My tip here is essentially about overcoming writer's block or the fear / illusion of having nothing worthwhile to say. Without doubt, there must be many unrealized yet talented communicators around the world disguised as housewives, office workers, seniors, steel workers, bricklayers, students, parents, school children, managers, professors, politicians, psychiatrists, doctors, and so on.
Everyone, and I mean absolutely everyone has something really worthwhile to teach others! Each of us formed into a human being against incredible odds: yet we are here; we made the journey beating thousands of "others".
We are all living a totally and utterly unique life, filled with tips, techniques and shortcuts that we may simply take for granted, yet which for others, could save money, time or heartache, if they could but only access what we know.
Yet how do we share the gold that lies untapped in our minds, when we simply don't know what to write? Consider the following tips and surprising guidelines to help get you started:
- If you don't know what to write, say it anyway. I know that sounds slightly nonsensical - please stay with me. What I really mean here is don't accept defeat at the first hurdle. Know that most activities become simple with familiarity and practice.
For example, appreciate that the process of walking only three steps is incredibly complex. Yet if our legs work and we learn to walk, over time, the action appears to be so straightforward. In fact, we don't even think about how we walk: we just do walk. Therefore, simply get started writing and don't be too concerned about the first few "swipes."

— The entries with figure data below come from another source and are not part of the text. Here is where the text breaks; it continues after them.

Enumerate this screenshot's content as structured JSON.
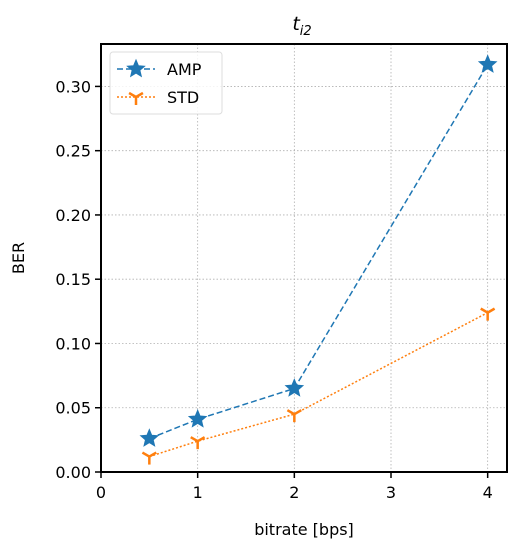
{
  "chart_data": {
    "type": "line",
    "title": "t",
    "title_subscript": "i2",
    "xlabel": "bitrate [bps]",
    "ylabel": "BER",
    "xlim": [
      0,
      4.2
    ],
    "ylim": [
      0,
      0.333
    ],
    "xticks": [
      0,
      1,
      2,
      3,
      4
    ],
    "xtick_labels": [
      "0",
      "1",
      "2",
      "3",
      "4"
    ],
    "yticks": [
      0.0,
      0.05,
      0.1,
      0.15,
      0.2,
      0.25,
      0.3
    ],
    "ytick_labels": [
      "0.00",
      "0.05",
      "0.10",
      "0.15",
      "0.20",
      "0.25",
      "0.30"
    ],
    "grid": true,
    "legend_position": "top-left",
    "series": [
      {
        "name": "AMP",
        "x": [
          0.5,
          1,
          2,
          4
        ],
        "values": [
          0.026,
          0.041,
          0.065,
          0.317
        ],
        "color": "#1f77b4",
        "linestyle": "dashed",
        "marker": "star"
      },
      {
        "name": "STD",
        "x": [
          0.5,
          1,
          2,
          4
        ],
        "values": [
          0.012,
          0.024,
          0.045,
          0.124
        ],
        "color": "#ff7f0e",
        "linestyle": "dotted",
        "marker": "tri-down"
      }
    ]
  }
}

- If you really, really can't get started then don't try to start at the beginning. Here's a big secret: professional writers often write introductions and start pages later. Why? Writing introduction text can be difficult when what we're introducing has itself not yet been written. We wonder how we can introduce something that does not yet exist.
The solution is to write some of the later material first. As you do that, you become more familiar with the topic. Just start to write. In fact, feel free to write anything about your topic, or even something entirely irrelevant if this approach helps your mind get into the writing mode.

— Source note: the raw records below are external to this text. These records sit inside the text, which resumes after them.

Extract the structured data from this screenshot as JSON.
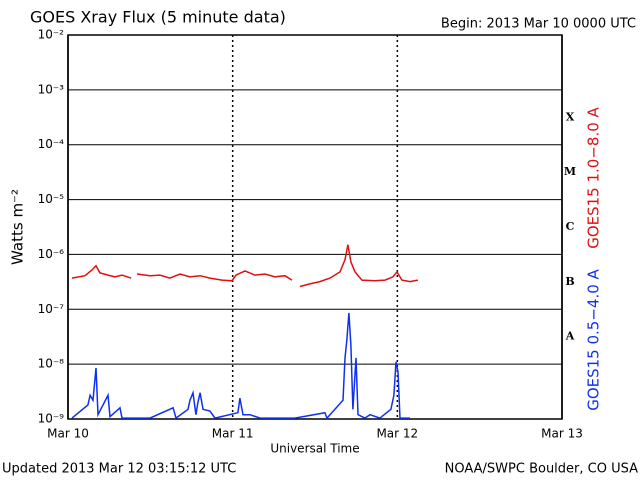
{
  "chart_data": {
    "type": "line",
    "title": "GOES Xray Flux (5 minute data)",
    "subtitle": "Begin:  2013 Mar 10 0000 UTC",
    "x_label": "Universal Time",
    "y_label": "Watts m⁻²",
    "footer_left": "Updated 2013 Mar 12 03:15:12 UTC",
    "footer_right": "NOAA/SWPC Boulder, CO USA",
    "log_scale": true,
    "grid": true,
    "xlim": [
      0,
      3
    ],
    "xticks": [
      {
        "value": 0,
        "label": "Mar 10"
      },
      {
        "value": 1,
        "label": "Mar 11"
      },
      {
        "value": 2,
        "label": "Mar 12"
      },
      {
        "value": 3,
        "label": "Mar 13"
      }
    ],
    "ylim": [
      1e-09,
      0.01
    ],
    "yticks": [
      {
        "value": 1e-09,
        "label": "10⁻⁹"
      },
      {
        "value": 1e-08,
        "label": "10⁻⁸"
      },
      {
        "value": 1e-07,
        "label": "10⁻⁷"
      },
      {
        "value": 1e-06,
        "label": "10⁻⁶"
      },
      {
        "value": 1e-05,
        "label": "10⁻⁵"
      },
      {
        "value": 0.0001,
        "label": "10⁻⁴"
      },
      {
        "value": 0.001,
        "label": "10⁻³"
      },
      {
        "value": 0.01,
        "label": "10⁻²"
      }
    ],
    "class_labels": [
      {
        "value": 1e-08,
        "label": "A"
      },
      {
        "value": 1e-07,
        "label": "B"
      },
      {
        "value": 1e-06,
        "label": "C"
      },
      {
        "value": 1e-05,
        "label": "M"
      },
      {
        "value": 0.0001,
        "label": "X"
      }
    ],
    "series": [
      {
        "name": "GOES15 1.0−8.0 A",
        "color": "#e01010",
        "x": [
          0.024,
          0.103,
          0.146,
          0.17,
          0.194,
          0.243,
          0.285,
          0.328,
          0.383,
          0.4,
          0.419,
          0.498,
          0.559,
          0.619,
          0.68,
          0.741,
          0.802,
          0.862,
          0.935,
          0.996,
          1.02,
          1.075,
          1.135,
          1.196,
          1.257,
          1.317,
          1.36,
          1.38,
          1.409,
          1.469,
          1.53,
          1.591,
          1.652,
          1.682,
          1.7,
          1.718,
          1.743,
          1.785,
          1.864,
          1.925,
          1.973,
          1.998,
          2.028,
          2.077,
          2.125
        ],
        "values": [
          3.7e-07,
          4.1e-07,
          5.2e-07,
          6.2e-07,
          4.6e-07,
          4.2e-07,
          3.9e-07,
          4.2e-07,
          3.7e-07,
          null,
          4.4e-07,
          4.1e-07,
          4.2e-07,
          3.7e-07,
          4.4e-07,
          3.9e-07,
          4.1e-07,
          3.7e-07,
          3.4e-07,
          3.3e-07,
          4.2e-07,
          5e-07,
          4.2e-07,
          4.4e-07,
          3.9e-07,
          4.1e-07,
          3.4e-07,
          null,
          2.6e-07,
          2.9e-07,
          3.2e-07,
          3.7e-07,
          4.8e-07,
          8e-07,
          1.5e-06,
          7.3e-07,
          4.8e-07,
          3.4e-07,
          3.3e-07,
          3.4e-07,
          3.9e-07,
          4.8e-07,
          3.4e-07,
          3.2e-07,
          3.4e-07
        ]
      },
      {
        "name": "GOES15 0.5−4.0 A",
        "color": "#1030f0",
        "x": [
          0.024,
          0.121,
          0.134,
          0.152,
          0.17,
          0.182,
          0.243,
          0.255,
          0.316,
          0.328,
          0.498,
          0.638,
          0.656,
          0.729,
          0.741,
          0.759,
          0.777,
          0.789,
          0.802,
          0.82,
          0.862,
          0.893,
          1.032,
          1.044,
          1.063,
          1.105,
          1.166,
          1.378,
          1.56,
          1.573,
          1.67,
          1.682,
          1.694,
          1.706,
          1.718,
          1.73,
          1.749,
          1.761,
          1.803,
          1.834,
          1.894,
          1.961,
          1.979,
          1.992,
          2.004,
          2.016,
          2.077
        ],
        "values": [
          1.04e-09,
          1.8e-09,
          2.7e-09,
          2.2e-09,
          8.5e-09,
          1.2e-09,
          2.7e-09,
          1.1e-09,
          1.6e-09,
          1.04e-09,
          1.04e-09,
          1.6e-09,
          1.04e-09,
          1.5e-09,
          2.2e-09,
          3e-09,
          1.2e-09,
          2e-09,
          3e-09,
          1.5e-09,
          1.4e-09,
          1.04e-09,
          1.3e-09,
          2.4e-09,
          1.2e-09,
          1.2e-09,
          1.04e-09,
          1.04e-09,
          1.3e-09,
          1.04e-09,
          2.2e-09,
          1.3e-08,
          2.8e-08,
          8.6e-08,
          2.2e-08,
          1.5e-09,
          1.3e-08,
          1.2e-09,
          1.04e-09,
          1.2e-09,
          1.04e-09,
          1.5e-09,
          2.7e-09,
          1.1e-08,
          7.2e-09,
          1.04e-09,
          1.04e-09
        ]
      }
    ]
  }
}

Increased knowledge of exactly what you're writing about then usually provides the stimulus you need to write your introductions. Alternatively, if you prefer, you can leave writing your introductions until the end.
- One effective, low pressure, yet fun way to stimulate your mental "juices" is to write some kind of daily journal, diary or web blog.
- If you find that the act of trying to force yourself to write something "interesting" is still hard and causing you much anguish, then excellent: write about that! Why: emotion and passion really can get your attention and help you focus.
Through the power of applied focus, you writing can really take off! You can turn negative experiences into positive production and then, surprise, surprise, you may find that you can create what you wanted all along: a satisfactory result.
- You'll be amazed at what you may have to say when you have vented some frustration. If not, it's fun and you get to just let off steam, after which you can find yourself in a relaxed frame of mind - equally good for creative production.
When you relax or "lighten up", you can allow creative thoughts, ideas and words to almost fall from your fingers onto paper or screen. Later, in your follow-up drafts, you can examine your piece and rearrange sentences and paragraphs as necessary, fix errors, and so forth.
- Get to know which emotive tools work best for you: anger and frustration, calmness and serenity, or a mayhem mix of many. Use whatever works for you to help get you over your writer's block.